Юрий Кувалдин "День Писателя", журнал современной русской литературы "Наша улица" № 4-2003 г.
Есть явления, которые по своей сути больше самих себя. Так одна дождинка может стать прообразом потопа. Одно молвленное слово может вызвать обвал в умах и душах, а может удержать эти души на плаву надежды. Энергетический заряд не произнесенного слова давит, требует выхода, стремится запечатлеть себя на бумаге. Таково призвание писателя. Это - такой же феномен природы, как оазис в огромной вселенской пустыне. По своему масштабу он может быть велик или скромен.
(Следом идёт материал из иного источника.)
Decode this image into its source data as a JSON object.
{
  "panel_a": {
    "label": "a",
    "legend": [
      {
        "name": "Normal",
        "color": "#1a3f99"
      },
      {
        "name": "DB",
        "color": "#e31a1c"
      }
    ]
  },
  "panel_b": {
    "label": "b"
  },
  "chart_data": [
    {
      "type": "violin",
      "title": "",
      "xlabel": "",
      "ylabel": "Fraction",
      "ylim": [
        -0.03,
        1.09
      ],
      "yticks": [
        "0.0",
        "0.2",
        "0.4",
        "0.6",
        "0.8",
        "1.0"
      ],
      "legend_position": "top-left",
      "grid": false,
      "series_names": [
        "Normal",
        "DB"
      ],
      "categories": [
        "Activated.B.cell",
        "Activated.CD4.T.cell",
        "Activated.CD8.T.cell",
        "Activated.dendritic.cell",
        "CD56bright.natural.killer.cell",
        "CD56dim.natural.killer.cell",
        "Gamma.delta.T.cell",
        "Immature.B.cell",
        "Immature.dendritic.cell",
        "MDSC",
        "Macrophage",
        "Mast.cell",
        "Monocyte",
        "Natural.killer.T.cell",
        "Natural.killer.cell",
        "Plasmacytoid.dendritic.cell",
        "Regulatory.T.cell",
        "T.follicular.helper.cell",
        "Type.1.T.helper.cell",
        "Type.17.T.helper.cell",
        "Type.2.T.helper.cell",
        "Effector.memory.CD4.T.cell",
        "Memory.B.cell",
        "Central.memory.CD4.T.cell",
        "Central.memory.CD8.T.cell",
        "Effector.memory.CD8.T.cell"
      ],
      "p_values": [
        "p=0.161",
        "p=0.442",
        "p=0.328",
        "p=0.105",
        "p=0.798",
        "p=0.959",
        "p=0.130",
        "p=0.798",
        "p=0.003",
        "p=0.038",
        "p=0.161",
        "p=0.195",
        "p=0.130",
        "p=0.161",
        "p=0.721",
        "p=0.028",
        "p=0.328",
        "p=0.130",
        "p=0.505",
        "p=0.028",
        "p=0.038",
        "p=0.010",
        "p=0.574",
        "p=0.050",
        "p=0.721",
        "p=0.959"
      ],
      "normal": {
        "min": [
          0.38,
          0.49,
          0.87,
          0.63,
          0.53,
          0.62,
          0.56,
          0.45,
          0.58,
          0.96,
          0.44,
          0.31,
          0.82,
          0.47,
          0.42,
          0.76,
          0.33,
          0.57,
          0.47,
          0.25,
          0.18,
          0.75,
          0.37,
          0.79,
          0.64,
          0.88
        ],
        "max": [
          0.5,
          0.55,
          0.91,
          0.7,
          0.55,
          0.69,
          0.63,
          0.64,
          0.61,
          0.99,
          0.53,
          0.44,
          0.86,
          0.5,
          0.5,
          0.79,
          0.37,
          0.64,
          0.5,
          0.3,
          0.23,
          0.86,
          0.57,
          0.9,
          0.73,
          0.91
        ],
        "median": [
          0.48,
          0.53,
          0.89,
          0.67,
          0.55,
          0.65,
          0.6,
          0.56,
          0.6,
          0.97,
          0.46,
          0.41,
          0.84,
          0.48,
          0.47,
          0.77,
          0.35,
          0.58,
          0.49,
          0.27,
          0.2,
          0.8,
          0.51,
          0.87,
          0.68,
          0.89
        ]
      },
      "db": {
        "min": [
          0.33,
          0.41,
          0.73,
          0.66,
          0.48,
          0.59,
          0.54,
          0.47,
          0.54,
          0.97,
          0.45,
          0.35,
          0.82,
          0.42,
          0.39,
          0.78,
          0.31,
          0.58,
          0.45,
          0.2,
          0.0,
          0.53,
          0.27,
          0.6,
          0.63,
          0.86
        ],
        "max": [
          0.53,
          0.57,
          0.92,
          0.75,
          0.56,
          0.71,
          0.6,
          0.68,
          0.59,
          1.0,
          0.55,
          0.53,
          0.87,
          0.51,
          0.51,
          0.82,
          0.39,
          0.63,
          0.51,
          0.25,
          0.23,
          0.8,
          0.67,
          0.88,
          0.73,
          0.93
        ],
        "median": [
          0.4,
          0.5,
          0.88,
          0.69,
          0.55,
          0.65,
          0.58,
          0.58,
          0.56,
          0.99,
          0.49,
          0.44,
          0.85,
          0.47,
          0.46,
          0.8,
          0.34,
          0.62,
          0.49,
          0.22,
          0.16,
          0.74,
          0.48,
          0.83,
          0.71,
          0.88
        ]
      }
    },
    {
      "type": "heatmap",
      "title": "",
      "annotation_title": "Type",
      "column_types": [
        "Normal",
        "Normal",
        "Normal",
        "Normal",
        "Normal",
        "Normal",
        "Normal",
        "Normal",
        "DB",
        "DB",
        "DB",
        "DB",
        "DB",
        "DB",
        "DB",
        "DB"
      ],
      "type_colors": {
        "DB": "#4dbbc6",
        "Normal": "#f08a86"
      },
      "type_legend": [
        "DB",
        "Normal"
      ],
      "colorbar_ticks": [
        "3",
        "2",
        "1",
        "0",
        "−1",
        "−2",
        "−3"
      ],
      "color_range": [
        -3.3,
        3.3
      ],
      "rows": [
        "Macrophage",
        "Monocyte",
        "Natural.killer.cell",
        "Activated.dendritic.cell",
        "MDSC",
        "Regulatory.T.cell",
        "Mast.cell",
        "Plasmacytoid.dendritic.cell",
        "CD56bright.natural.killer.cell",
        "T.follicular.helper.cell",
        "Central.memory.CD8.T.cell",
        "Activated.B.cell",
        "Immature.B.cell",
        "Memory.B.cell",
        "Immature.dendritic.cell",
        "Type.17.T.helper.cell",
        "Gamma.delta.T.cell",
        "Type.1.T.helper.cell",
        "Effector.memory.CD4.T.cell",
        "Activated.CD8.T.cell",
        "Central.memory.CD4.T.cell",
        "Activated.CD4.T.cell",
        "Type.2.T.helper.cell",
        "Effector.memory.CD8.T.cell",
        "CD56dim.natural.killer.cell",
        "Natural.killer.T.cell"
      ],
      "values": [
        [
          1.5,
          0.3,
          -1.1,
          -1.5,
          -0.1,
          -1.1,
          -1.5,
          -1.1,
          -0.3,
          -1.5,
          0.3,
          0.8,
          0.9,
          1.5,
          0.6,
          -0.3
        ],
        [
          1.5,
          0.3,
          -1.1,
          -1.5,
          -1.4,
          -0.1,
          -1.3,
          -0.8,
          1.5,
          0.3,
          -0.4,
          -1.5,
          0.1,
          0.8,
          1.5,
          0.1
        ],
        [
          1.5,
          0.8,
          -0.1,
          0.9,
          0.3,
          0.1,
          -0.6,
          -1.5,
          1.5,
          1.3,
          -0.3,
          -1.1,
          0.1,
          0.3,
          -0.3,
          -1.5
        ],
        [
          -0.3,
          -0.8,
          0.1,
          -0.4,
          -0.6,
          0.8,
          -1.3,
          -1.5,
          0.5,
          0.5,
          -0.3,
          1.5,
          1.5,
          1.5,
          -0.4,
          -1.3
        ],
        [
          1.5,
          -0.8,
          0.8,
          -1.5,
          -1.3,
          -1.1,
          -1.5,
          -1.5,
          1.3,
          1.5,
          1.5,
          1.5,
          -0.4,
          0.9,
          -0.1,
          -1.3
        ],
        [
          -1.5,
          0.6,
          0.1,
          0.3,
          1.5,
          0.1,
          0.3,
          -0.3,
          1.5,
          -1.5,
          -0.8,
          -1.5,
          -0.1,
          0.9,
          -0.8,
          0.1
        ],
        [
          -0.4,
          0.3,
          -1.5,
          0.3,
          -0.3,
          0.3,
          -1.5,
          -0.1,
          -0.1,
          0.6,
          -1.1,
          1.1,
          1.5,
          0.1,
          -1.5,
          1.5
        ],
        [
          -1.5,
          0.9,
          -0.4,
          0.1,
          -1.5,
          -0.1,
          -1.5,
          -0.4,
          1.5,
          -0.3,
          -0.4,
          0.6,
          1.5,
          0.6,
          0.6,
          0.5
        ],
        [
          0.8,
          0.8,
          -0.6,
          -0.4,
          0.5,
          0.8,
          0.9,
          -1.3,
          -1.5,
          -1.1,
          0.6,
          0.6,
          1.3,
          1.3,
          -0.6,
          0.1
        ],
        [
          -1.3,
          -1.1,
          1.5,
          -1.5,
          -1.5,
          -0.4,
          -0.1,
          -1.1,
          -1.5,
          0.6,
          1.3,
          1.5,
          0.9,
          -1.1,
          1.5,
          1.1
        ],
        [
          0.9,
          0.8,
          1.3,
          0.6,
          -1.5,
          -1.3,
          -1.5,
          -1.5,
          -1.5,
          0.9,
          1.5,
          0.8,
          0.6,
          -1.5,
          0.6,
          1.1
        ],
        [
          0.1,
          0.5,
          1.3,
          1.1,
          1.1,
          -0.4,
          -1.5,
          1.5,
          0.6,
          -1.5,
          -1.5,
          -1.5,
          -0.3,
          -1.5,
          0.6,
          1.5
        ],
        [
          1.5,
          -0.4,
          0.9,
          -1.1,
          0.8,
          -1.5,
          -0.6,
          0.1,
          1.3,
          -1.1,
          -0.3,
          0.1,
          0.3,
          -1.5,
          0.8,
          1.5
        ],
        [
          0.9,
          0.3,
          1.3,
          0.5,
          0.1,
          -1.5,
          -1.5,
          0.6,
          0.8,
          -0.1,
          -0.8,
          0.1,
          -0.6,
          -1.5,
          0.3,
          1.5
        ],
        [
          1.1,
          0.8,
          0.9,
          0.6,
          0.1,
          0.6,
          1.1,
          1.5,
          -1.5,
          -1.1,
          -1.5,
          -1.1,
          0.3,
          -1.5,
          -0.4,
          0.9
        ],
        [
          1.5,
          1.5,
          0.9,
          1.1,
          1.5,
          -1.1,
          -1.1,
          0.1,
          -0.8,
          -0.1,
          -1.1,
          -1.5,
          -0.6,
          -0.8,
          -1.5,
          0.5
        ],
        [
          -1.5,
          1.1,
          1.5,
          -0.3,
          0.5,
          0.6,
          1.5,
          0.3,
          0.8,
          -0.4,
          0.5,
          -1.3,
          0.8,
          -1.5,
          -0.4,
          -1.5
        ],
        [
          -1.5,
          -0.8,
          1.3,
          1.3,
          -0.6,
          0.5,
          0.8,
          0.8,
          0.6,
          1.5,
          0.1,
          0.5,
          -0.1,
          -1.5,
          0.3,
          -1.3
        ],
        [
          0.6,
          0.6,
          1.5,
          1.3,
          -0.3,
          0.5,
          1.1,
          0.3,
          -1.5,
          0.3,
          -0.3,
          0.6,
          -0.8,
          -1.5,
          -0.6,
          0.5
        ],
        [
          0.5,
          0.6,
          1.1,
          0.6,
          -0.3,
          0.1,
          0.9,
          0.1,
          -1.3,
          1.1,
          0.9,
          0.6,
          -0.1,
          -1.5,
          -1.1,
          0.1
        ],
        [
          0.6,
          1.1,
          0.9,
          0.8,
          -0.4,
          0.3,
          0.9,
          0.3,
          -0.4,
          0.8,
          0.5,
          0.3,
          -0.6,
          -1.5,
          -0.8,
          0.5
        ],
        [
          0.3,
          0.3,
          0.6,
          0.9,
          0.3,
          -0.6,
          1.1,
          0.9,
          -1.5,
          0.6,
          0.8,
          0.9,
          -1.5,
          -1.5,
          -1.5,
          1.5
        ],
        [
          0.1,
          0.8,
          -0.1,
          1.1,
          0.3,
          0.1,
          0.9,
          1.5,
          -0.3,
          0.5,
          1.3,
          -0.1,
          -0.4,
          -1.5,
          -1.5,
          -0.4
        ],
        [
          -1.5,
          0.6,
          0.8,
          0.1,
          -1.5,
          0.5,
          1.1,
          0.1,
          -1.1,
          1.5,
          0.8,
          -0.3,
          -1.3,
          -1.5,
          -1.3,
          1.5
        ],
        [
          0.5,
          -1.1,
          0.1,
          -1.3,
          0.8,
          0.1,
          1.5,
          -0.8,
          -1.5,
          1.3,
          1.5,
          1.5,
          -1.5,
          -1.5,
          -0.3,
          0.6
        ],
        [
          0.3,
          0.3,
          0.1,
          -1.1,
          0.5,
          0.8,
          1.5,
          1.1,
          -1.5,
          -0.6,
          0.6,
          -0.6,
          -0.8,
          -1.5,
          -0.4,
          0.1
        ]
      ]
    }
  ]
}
Но по степени значимости он всегда единственен. Ибо сущность его состоит в том, чтобы насыщать, отдавать, преобразовывать словесный глоток в пространство жизни.
Юрий Кувалдин - писатель переполненный и отдающий. Он пассионарен, обладая той творчески-состоятельной степенью магнетизма, которая и является сутью художнического, а именно - писательского - призвания. Это качество присуще всему, о чем пишет Юрий Кувалдин - будь то роман, рассказ, пьеса, рецензия, или статья - публицистически-яркая, нелицеприятная порой, а иногда насыщенная тонким лиризмом и поразительной нежностью к самому тому явлению, которое называется творческим даром. С Юрием Кувалдиным, писателем, критиком, лириком, публицистом можно соглашаться, не соглашаться, спорить до белого каления, восхищаться им, внимать ему заворожено, или - наоборот досадовать. Единственное, чего нельзя - это прикасаться к его творениям отстраненным разумом, а еще хуже того - отстраненной душой.
Алексей Толстой сказал когда-то, что в писателе сидит сразу несколько человек: умник, критик, подмечающий едким глазом всякие промахи умника. Но оба они ничего не значат, если среди них отсутствует тот, кто является главный - художник, одаренный способностью не просто повествовать, но ПЕРЕДАВАТЬ СЛОВАМИ.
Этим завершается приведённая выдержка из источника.